Suara.com - Di kota Mataram, mitigasi bencana melibatkan kearifan lokal. Di antaranya bedug masjid. Mitigasi bencana dari kearifan lokal yang masih dipelihara dan nilai efektif memberikan informasi dan peringatan dini bencana kepada masyarakat adalah kentongan dan beduk.
Kentongan dan beduk, hingga kini masih menjadi EWS (early warning system) atau sistem peringatan dini menjadi bagian penting dari mekanisme kesiapsiagaan masyarakat karena peringatan dapat menjadi faktor kunci penting yang menghubungkan antara tahap kesiapsiagaan dan tanggap darurat.
Ide ini dari Badan Penanggulangan Bencana Daerah Kota Mataram, Provinsi Nusa Tenggara Barat.
Dua alat mitigasi bencana dari kearifan lokal biasanya akan dibunyikan ketika ada satu bencana yang terjadi di sebuah lokasi.
"Dua kearifan lokal itu masih kita manfaatkan sebagai mitigasi bencana.
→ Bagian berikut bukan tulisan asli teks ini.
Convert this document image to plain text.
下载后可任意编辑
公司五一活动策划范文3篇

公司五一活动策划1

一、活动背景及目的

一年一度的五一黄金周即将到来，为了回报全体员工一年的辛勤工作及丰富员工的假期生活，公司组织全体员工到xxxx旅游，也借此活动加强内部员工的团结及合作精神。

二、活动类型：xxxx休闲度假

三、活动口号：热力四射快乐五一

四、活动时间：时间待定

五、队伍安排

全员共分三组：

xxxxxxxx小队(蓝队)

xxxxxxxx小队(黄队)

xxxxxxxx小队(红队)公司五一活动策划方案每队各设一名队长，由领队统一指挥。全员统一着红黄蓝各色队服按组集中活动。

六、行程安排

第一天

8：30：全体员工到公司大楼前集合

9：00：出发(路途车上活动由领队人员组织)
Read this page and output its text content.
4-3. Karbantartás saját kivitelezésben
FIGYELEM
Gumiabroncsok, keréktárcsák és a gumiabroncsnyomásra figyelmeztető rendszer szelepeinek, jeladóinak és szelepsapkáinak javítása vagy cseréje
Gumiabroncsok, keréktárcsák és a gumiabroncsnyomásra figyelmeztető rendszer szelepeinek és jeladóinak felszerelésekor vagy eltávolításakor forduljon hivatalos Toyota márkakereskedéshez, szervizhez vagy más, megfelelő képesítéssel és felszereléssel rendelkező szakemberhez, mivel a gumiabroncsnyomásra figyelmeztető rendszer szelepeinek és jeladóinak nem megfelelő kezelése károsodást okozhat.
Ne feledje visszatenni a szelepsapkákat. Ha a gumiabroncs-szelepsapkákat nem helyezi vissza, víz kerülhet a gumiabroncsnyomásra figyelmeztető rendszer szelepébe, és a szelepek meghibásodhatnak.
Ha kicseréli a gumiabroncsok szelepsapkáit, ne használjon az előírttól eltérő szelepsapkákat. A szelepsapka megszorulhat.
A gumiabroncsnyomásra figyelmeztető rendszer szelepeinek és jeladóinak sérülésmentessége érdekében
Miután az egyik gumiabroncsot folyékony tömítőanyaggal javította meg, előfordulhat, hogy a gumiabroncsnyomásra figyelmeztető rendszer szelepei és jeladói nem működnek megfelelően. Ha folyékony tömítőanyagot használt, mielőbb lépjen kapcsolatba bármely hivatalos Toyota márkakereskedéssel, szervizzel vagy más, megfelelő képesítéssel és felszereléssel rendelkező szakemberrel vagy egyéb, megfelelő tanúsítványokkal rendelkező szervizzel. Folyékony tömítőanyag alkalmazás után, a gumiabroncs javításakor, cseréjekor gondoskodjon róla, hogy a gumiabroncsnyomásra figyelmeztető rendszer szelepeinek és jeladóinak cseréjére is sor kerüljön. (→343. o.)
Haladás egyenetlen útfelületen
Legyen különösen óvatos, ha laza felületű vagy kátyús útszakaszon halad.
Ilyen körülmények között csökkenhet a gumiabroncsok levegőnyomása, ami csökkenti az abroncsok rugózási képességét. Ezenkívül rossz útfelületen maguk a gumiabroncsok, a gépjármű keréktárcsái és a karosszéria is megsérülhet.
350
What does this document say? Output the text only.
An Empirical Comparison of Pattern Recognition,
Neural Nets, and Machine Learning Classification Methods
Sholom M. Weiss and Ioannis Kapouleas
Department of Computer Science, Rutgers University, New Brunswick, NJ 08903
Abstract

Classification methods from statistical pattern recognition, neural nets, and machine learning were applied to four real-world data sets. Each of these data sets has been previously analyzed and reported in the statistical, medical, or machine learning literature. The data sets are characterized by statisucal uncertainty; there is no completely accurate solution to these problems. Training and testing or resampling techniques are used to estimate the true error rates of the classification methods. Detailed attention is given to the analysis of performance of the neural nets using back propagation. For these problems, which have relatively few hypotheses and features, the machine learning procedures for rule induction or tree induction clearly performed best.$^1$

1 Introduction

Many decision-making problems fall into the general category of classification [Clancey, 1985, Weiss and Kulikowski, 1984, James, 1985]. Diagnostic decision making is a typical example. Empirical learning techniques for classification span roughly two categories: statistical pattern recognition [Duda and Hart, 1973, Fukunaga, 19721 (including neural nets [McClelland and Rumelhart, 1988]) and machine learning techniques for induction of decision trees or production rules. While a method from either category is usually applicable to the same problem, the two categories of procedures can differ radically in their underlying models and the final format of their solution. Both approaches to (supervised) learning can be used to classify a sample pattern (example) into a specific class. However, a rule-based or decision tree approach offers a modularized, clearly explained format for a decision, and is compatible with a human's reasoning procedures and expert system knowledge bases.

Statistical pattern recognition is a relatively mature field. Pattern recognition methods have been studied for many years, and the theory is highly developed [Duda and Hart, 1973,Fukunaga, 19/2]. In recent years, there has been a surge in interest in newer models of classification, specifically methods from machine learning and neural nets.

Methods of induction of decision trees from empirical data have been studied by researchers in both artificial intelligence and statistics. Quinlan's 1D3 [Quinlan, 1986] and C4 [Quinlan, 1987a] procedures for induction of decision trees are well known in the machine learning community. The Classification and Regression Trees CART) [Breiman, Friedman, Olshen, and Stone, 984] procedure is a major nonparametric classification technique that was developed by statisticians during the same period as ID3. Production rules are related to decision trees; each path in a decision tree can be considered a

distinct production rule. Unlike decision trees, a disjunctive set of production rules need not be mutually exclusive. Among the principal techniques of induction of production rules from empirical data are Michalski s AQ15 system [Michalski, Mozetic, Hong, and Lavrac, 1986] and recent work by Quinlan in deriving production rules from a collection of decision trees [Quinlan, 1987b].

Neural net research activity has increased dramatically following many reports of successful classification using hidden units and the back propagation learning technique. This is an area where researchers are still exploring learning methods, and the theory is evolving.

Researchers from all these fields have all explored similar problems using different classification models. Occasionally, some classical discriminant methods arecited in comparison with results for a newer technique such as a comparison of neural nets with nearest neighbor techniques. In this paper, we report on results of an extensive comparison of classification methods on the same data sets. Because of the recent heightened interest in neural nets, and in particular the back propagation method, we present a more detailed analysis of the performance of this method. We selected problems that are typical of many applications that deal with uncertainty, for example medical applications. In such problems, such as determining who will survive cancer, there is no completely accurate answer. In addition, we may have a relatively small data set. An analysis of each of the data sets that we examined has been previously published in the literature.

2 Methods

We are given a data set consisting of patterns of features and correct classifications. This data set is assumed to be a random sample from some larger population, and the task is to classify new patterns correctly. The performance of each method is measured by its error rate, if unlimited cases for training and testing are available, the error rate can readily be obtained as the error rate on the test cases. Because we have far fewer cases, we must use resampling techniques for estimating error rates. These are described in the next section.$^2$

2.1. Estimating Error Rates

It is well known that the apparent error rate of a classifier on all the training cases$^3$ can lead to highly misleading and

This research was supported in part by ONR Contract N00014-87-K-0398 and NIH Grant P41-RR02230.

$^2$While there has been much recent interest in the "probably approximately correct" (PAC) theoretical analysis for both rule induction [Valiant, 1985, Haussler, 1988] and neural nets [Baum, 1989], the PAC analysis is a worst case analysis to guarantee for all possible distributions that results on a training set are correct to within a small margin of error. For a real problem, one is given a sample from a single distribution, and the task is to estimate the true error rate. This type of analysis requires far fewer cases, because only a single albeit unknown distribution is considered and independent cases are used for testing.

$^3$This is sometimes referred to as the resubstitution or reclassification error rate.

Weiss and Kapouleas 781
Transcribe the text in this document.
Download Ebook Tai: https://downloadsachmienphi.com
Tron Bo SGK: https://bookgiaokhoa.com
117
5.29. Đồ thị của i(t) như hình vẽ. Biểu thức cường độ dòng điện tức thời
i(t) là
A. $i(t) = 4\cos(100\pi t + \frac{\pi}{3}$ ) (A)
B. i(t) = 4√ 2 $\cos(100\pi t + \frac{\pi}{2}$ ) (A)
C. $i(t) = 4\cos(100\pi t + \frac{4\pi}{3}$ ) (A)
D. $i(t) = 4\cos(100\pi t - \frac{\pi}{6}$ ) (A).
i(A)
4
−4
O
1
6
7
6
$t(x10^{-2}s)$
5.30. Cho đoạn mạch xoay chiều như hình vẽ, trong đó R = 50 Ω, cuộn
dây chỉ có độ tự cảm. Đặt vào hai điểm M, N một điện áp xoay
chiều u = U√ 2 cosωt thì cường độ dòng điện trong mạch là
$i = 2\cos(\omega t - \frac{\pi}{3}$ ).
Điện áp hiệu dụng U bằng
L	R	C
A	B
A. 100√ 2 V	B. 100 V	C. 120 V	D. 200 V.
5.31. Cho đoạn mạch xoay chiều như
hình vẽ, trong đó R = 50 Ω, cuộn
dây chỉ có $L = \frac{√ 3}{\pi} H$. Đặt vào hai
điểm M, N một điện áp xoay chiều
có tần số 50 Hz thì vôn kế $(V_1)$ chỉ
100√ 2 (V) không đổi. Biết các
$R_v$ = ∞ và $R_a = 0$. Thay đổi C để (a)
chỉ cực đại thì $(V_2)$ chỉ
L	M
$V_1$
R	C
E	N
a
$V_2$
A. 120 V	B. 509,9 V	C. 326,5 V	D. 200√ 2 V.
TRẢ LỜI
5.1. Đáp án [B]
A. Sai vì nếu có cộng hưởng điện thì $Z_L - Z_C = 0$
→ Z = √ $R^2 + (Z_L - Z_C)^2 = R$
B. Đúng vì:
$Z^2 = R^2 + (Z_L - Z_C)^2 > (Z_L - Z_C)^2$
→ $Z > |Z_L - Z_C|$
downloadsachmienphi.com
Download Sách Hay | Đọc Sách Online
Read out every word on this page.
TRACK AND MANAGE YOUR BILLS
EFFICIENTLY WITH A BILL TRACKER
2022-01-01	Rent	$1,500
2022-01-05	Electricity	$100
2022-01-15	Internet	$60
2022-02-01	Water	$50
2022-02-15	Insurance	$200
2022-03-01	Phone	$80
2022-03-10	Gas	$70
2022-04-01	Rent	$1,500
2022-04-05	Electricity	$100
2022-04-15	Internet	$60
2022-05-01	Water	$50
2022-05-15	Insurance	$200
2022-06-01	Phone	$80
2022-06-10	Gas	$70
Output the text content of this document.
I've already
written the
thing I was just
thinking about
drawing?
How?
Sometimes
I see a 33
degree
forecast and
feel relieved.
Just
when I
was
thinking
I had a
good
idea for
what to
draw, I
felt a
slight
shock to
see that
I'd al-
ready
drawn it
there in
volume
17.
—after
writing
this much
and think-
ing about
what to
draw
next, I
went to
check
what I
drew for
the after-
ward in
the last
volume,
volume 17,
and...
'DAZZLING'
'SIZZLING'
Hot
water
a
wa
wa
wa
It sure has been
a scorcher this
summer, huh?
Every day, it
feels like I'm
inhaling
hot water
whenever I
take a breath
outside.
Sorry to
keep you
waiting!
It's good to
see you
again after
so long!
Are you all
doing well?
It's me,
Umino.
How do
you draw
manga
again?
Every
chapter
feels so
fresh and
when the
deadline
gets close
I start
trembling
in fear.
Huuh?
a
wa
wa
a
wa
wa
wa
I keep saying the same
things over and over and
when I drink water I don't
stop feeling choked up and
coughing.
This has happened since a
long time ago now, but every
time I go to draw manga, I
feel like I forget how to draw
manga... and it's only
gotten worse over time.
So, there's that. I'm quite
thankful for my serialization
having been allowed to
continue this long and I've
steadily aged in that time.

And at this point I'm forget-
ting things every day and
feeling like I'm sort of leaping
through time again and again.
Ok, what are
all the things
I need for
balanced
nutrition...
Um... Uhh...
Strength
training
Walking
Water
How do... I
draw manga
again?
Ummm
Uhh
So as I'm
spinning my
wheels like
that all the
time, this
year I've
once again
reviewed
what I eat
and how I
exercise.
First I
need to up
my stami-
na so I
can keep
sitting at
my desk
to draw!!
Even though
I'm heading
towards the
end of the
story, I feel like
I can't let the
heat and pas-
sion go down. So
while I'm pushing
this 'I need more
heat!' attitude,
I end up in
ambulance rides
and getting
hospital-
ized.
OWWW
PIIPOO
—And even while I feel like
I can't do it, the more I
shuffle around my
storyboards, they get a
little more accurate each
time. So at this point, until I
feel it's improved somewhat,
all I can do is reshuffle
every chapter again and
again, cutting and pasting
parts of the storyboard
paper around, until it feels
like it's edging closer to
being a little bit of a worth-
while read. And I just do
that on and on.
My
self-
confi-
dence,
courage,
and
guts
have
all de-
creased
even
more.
Lainnya, sudah berubah sesuai perkembangan zaman dan teknologi," kata Sekretaris Badan Penanggulangan Bencana Daerah (BPBD) Kota Mataram Akhmad Muzaki di Mataram, Jumat.
"Untuk beduk biasanya dilakukan masyarakat di masjid-masjid sedangkan kentongan dibunyikan di banjar-banjar umat Hindu," tambahnya.
"Kentongan dan beduk merupakan tindakan memberikan informasi dengan bahasa yang mudah dipahami masyarakat," katanya.
Dengan target, agar masyarakat dapat merespon informasi tersebut dengan cepat dan tepat karena kesigapan dan kecepatan reaksi masyarakat diperlukan karena waktu yang sempit dari saat dikeluarkannya informasi datangnya bencana.
Sementara peringatan dini bencana yang sudah berkembang mengikuti teknologi saat ini antara lain, kata Muzaki, bisa lakukan dengan membunyikan sirene dan pengeras suara.
Baca Juga: Sekjen MUI Sesalkan Aksi Pembongkaran Tiang Masjid di Bireuen Aceh: Melukai Hati Warga Muhammadiyah
"Khusus untuk pendeteksi bencana tsunami, kita sudah punya EWS tsunami di pinggir Pantai Penghulu Agung. Pada tanggal 26 setiap bulan, kita tetap aktivasi untuk memastikan alat tersebut masih berfungsi baik," katanya.